My dad mentioned that despite him and my mom not joining in on Thanksgiving, why don’t all of us kids and our families still get together? Honestly, it is tempting. We don’t have anyone with any of the big risk factors for having a bad outcome if one of us were to get COVID. But that is where I have to stop and just say no. As a physician, I have to support my fellow healthcare workers, especially those that are directly caring for patients battling COVID-19 in the hospitals.

We are not going to get together in an effort to break the chain of this infection. All it takes is for one person in the family to unknowingly pass it to someone else in the family who then goes into the community and passes it to someone, ultimately causing another person to be critically ill in the hospital.

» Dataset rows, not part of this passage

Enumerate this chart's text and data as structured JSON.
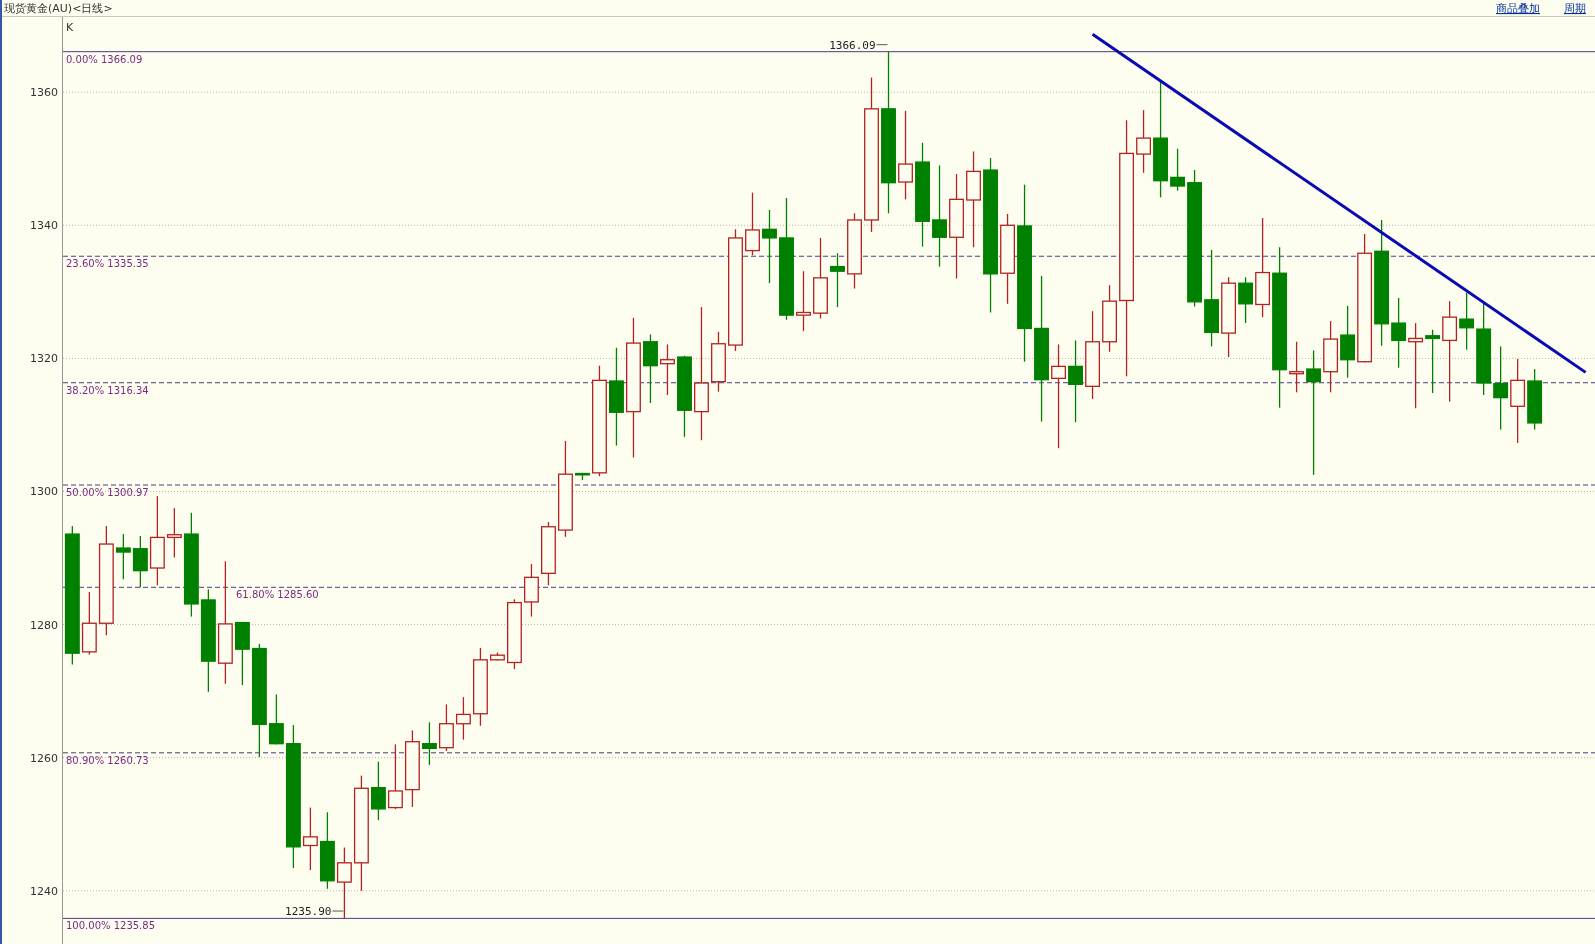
{
  "chart_data": {
    "type": "candlestick",
    "title": "现货黄金(AU)<日线>",
    "annotations": [
      "K",
      "商品叠加",
      "周期",
      {
        "text": "1366.09",
        "y": 1366.09
      },
      {
        "text": "1235.90",
        "y": 1235.9
      }
    ],
    "categories": [
      null,
      null,
      null,
      null,
      null,
      null,
      null,
      null,
      null,
      null,
      null,
      null,
      null,
      null,
      null,
      null,
      null,
      null,
      null,
      null,
      null,
      null,
      null,
      null,
      null,
      null,
      null,
      null,
      null,
      null,
      null,
      null,
      null,
      null,
      null,
      null,
      null,
      null,
      null,
      null,
      null,
      null,
      null,
      null,
      null,
      null,
      null,
      null,
      null,
      null,
      null,
      null,
      null,
      null,
      null,
      null,
      null,
      null,
      null,
      null,
      null,
      null,
      null,
      null,
      null,
      null,
      null,
      null,
      null,
      null,
      null,
      null,
      null,
      null,
      null,
      null,
      null,
      null,
      null,
      null,
      null,
      null,
      null,
      null,
      null,
      null,
      null,
      null,
      null,
      null
    ],
    "ohlc": [
      [
        1293.6,
        1294.8,
        1274.0,
        1275.7
      ],
      [
        1275.9,
        1284.9,
        1275.5,
        1280.2
      ],
      [
        1280.2,
        1294.8,
        1278.4,
        1292.1
      ],
      [
        1291.5,
        1293.6,
        1286.8,
        1290.9
      ],
      [
        1291.4,
        1293.3,
        1285.6,
        1288.1
      ],
      [
        1288.5,
        1299.3,
        1285.9,
        1293.1
      ],
      [
        1293.1,
        1297.5,
        1290.1,
        1293.5
      ],
      [
        1293.6,
        1296.8,
        1281.2,
        1283.1
      ],
      [
        1283.7,
        1285.3,
        1269.9,
        1274.5
      ],
      [
        1274.2,
        1289.5,
        1271.1,
        1280.1
      ],
      [
        1280.3,
        1280.3,
        1270.9,
        1276.3
      ],
      [
        1276.4,
        1277.1,
        1260.1,
        1265.0
      ],
      [
        1265.1,
        1269.5,
        1262.0,
        1262.1
      ],
      [
        1262.1,
        1264.9,
        1243.4,
        1246.6
      ],
      [
        1246.8,
        1252.5,
        1243.1,
        1248.1
      ],
      [
        1247.4,
        1251.8,
        1240.3,
        1241.5
      ],
      [
        1241.3,
        1246.5,
        1235.9,
        1244.2
      ],
      [
        1244.2,
        1257.3,
        1240.0,
        1255.4
      ],
      [
        1255.5,
        1259.4,
        1250.6,
        1252.3
      ],
      [
        1252.5,
        1262.0,
        1252.3,
        1255.0
      ],
      [
        1255.2,
        1264.1,
        1252.6,
        1262.4
      ],
      [
        1262.1,
        1265.3,
        1258.9,
        1261.4
      ],
      [
        1261.5,
        1268.0,
        1261.0,
        1265.1
      ],
      [
        1265.1,
        1269.1,
        1262.7,
        1266.5
      ],
      [
        1266.6,
        1276.5,
        1264.8,
        1274.7
      ],
      [
        1274.7,
        1275.8,
        1274.6,
        1275.4
      ],
      [
        1274.3,
        1283.8,
        1273.3,
        1283.3
      ],
      [
        1283.4,
        1289.1,
        1281.2,
        1287.1
      ],
      [
        1287.7,
        1295.4,
        1285.9,
        1294.7
      ],
      [
        1294.2,
        1307.6,
        1293.2,
        1302.6
      ],
      [
        1302.7,
        1302.8,
        1301.7,
        1302.5
      ],
      [
        1302.8,
        1318.9,
        1302.3,
        1316.7
      ],
      [
        1316.6,
        1321.6,
        1306.9,
        1311.9
      ],
      [
        1312.0,
        1326.1,
        1305.1,
        1322.3
      ],
      [
        1322.5,
        1323.6,
        1313.3,
        1318.9
      ],
      [
        1319.2,
        1322.1,
        1314.5,
        1319.8
      ],
      [
        1320.2,
        1320.4,
        1308.2,
        1312.2
      ],
      [
        1312.0,
        1327.7,
        1307.7,
        1316.3
      ],
      [
        1316.5,
        1324.0,
        1315.0,
        1322.2
      ],
      [
        1322.0,
        1339.4,
        1321.1,
        1338.1
      ],
      [
        1336.2,
        1344.9,
        1335.5,
        1339.3
      ],
      [
        1339.4,
        1342.3,
        1331.3,
        1338.1
      ],
      [
        1338.1,
        1344.1,
        1325.8,
        1326.5
      ],
      [
        1326.5,
        1333.1,
        1324.1,
        1326.9
      ],
      [
        1326.8,
        1338.1,
        1326.0,
        1332.1
      ],
      [
        1333.8,
        1335.8,
        1327.7,
        1333.1
      ],
      [
        1332.7,
        1341.8,
        1330.5,
        1340.8
      ],
      [
        1340.8,
        1362.2,
        1339.0,
        1357.5
      ],
      [
        1357.5,
        1366.09,
        1341.8,
        1346.4
      ],
      [
        1346.5,
        1357.2,
        1343.9,
        1349.2
      ],
      [
        1349.5,
        1352.4,
        1336.8,
        1340.6
      ],
      [
        1340.8,
        1349.0,
        1333.8,
        1338.2
      ],
      [
        1338.2,
        1347.7,
        1332.0,
        1343.9
      ],
      [
        1343.8,
        1351.1,
        1336.7,
        1348.1
      ],
      [
        1348.3,
        1350.1,
        1326.9,
        1332.7
      ],
      [
        1332.8,
        1341.7,
        1328.2,
        1340.0
      ],
      [
        1339.9,
        1346.1,
        1319.5,
        1324.5
      ],
      [
        1324.5,
        1332.4,
        1310.5,
        1316.8
      ],
      [
        1317.0,
        1322.1,
        1306.5,
        1318.8
      ],
      [
        1318.8,
        1322.7,
        1310.4,
        1316.1
      ],
      [
        1315.8,
        1327.1,
        1313.9,
        1322.5
      ],
      [
        1322.5,
        1331.0,
        1321.0,
        1328.6
      ],
      [
        1328.7,
        1355.8,
        1317.3,
        1350.8
      ],
      [
        1350.7,
        1357.3,
        1347.9,
        1353.1
      ],
      [
        1353.1,
        1361.8,
        1344.2,
        1346.7
      ],
      [
        1347.2,
        1351.5,
        1345.2,
        1345.9
      ],
      [
        1346.4,
        1348.3,
        1327.8,
        1328.5
      ],
      [
        1328.8,
        1336.3,
        1321.8,
        1323.9
      ],
      [
        1323.8,
        1332.2,
        1320.2,
        1331.3
      ],
      [
        1331.3,
        1332.2,
        1325.3,
        1328.2
      ],
      [
        1328.1,
        1341.1,
        1326.2,
        1332.9
      ],
      [
        1332.8,
        1336.7,
        1312.6,
        1318.3
      ],
      [
        1317.7,
        1322.5,
        1314.9,
        1318.0
      ],
      [
        1318.4,
        1321.2,
        1302.5,
        1316.5
      ],
      [
        1318.0,
        1325.6,
        1314.9,
        1322.9
      ],
      [
        1323.5,
        1327.9,
        1317.1,
        1319.8
      ],
      [
        1319.5,
        1338.7,
        1319.4,
        1335.8
      ],
      [
        1336.1,
        1340.8,
        1321.9,
        1325.2
      ],
      [
        1325.3,
        1329.1,
        1318.6,
        1322.7
      ],
      [
        1322.5,
        1325.3,
        1312.5,
        1323.0
      ],
      [
        1323.4,
        1324.3,
        1314.8,
        1323.0
      ],
      [
        1322.7,
        1328.6,
        1313.5,
        1326.2
      ],
      [
        1325.9,
        1329.9,
        1321.3,
        1324.6
      ],
      [
        1324.4,
        1328.4,
        1314.5,
        1316.3
      ],
      [
        1316.2,
        1321.8,
        1309.3,
        1314.1
      ],
      [
        1312.8,
        1319.9,
        1307.3,
        1316.7
      ],
      [
        1316.6,
        1318.4,
        1309.3,
        1310.3
      ],
      null,
      null,
      null
    ],
    "colors": [
      "#008000",
      "#b22222",
      "#b22222",
      "#008000",
      "#008000",
      "#b22222",
      "#b22222",
      "#008000",
      "#008000",
      "#b22222",
      "#008000",
      "#008000",
      "#008000",
      "#008000",
      "#b22222",
      "#008000",
      "#b22222",
      "#b22222",
      "#008000",
      "#b22222",
      "#b22222",
      "#008000",
      "#b22222",
      "#b22222",
      "#b22222",
      "#b22222",
      "#b22222",
      "#b22222",
      "#b22222",
      "#b22222",
      "#008000",
      "#b22222",
      "#008000",
      "#b22222",
      "#008000",
      "#b22222",
      "#008000",
      "#b22222",
      "#b22222",
      "#b22222",
      "#b22222",
      "#008000",
      "#008000",
      "#b22222",
      "#b22222",
      "#008000",
      "#b22222",
      "#b22222",
      "#008000",
      "#b22222",
      "#008000",
      "#008000",
      "#b22222",
      "#b22222",
      "#008000",
      "#b22222",
      "#008000",
      "#008000",
      "#b22222",
      "#008000",
      "#b22222",
      "#b22222",
      "#b22222",
      "#b22222",
      "#008000",
      "#008000",
      "#008000",
      "#008000",
      "#b22222",
      "#008000",
      "#b22222",
      "#008000",
      "#b22222",
      "#008000",
      "#b22222",
      "#008000",
      "#b22222",
      "#008000",
      "#008000",
      "#b22222",
      "#008000",
      "#b22222",
      "#008000",
      "#008000",
      "#008000",
      "#b22222",
      "#008000",
      null,
      null,
      null
    ],
    "series": [
      {
        "type": "line",
        "color": "#0a0ab4",
        "values": [
          null,
          null,
          null,
          null,
          null,
          null,
          null,
          null,
          null,
          null,
          null,
          null,
          null,
          null,
          null,
          null,
          null,
          null,
          null,
          null,
          null,
          null,
          null,
          null,
          null,
          null,
          null,
          null,
          null,
          null,
          null,
          null,
          null,
          null,
          null,
          null,
          null,
          null,
          null,
          null,
          null,
          null,
          null,
          null,
          null,
          null,
          null,
          null,
          null,
          null,
          null,
          null,
          null,
          null,
          null,
          null,
          null,
          null,
          null,
          null,
          1368.7,
          null,
          null,
          null,
          null,
          null,
          null,
          null,
          null,
          null,
          null,
          null,
          null,
          null,
          null,
          null,
          null,
          null,
          null,
          null,
          null,
          null,
          null,
          null,
          null,
          null,
          null,
          null,
          null,
          1317.9
        ]
      }
    ],
    "ylim": [
      1232,
      1371
    ],
    "yticks": [
      1240,
      1260,
      1280,
      1300,
      1320,
      1340,
      1360
    ],
    "grid": "y",
    "tick_labels": "y",
    "ref_lines": [
      {
        "axis": "y",
        "value": 1366.09,
        "label": "0.00% 1366.09",
        "color": "#4b3b7f",
        "line_style": "solid"
      },
      {
        "axis": "y",
        "value": 1335.35,
        "label": "23.60% 1335.35",
        "color": "#4b3b7f",
        "line_style": "dashed"
      },
      {
        "axis": "y",
        "value": 1316.34,
        "label": "38.20% 1316.34",
        "color": "#4b3b7f",
        "line_style": "dashed"
      },
      {
        "axis": "y",
        "value": 1300.97,
        "label": "50.00% 1300.97",
        "color": "#4b3b7f",
        "line_style": "dashed"
      },
      {
        "axis": "y",
        "value": 1285.6,
        "label": "61.80% 1285.60",
        "color": "#4b3b7f",
        "line_style": "dashed"
      },
      {
        "axis": "y",
        "value": 1260.73,
        "label": "80.90% 1260.73",
        "color": "#4b3b7f",
        "line_style": "dashed"
      },
      {
        "axis": "y",
        "value": 1235.85,
        "label": "100.00% 1235.85",
        "color": "#4b3b7f",
        "line_style": "solid"
      }
    ]
  }
}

No, my family decided together that we are going to spend this Thanksgiving each within our own households so that we can hopefully do our parts in limiting the spread of COVID-19.

I know this is a polarizing topic for people. Quite frankly, the most important decisions we have to make in our lives are usually tough and not everyone agrees on the decisions. Big decisions, especially those that affect the trajectory of my life, require much thought and consideration.

How COVID can impact your decision to gather with family for Thanksgiving.

So lastly, I would like to implore each of you to consider making a hard decision to stay within your core household this year for Thanksgiving. The thought of a loved one dying to complications of COVID-19 are daunting. In addition, the thought of a loved one not dying but trying to recover from the effects of COVID are also daunting. I have cared for these people in rehabilitation.  This is not an easy road to travel. It’s long. It’s isolating. And there’s no guarantee that person will recover the function that he or she enjoyed prior to COVID.

So, from my house to yours, please take this Thanksgiving as a time to be grateful for the family and friends we have. We love them so much that we are willing to sacrifice being with them this year in order to have, hopefully, many more holidays to celebrate together.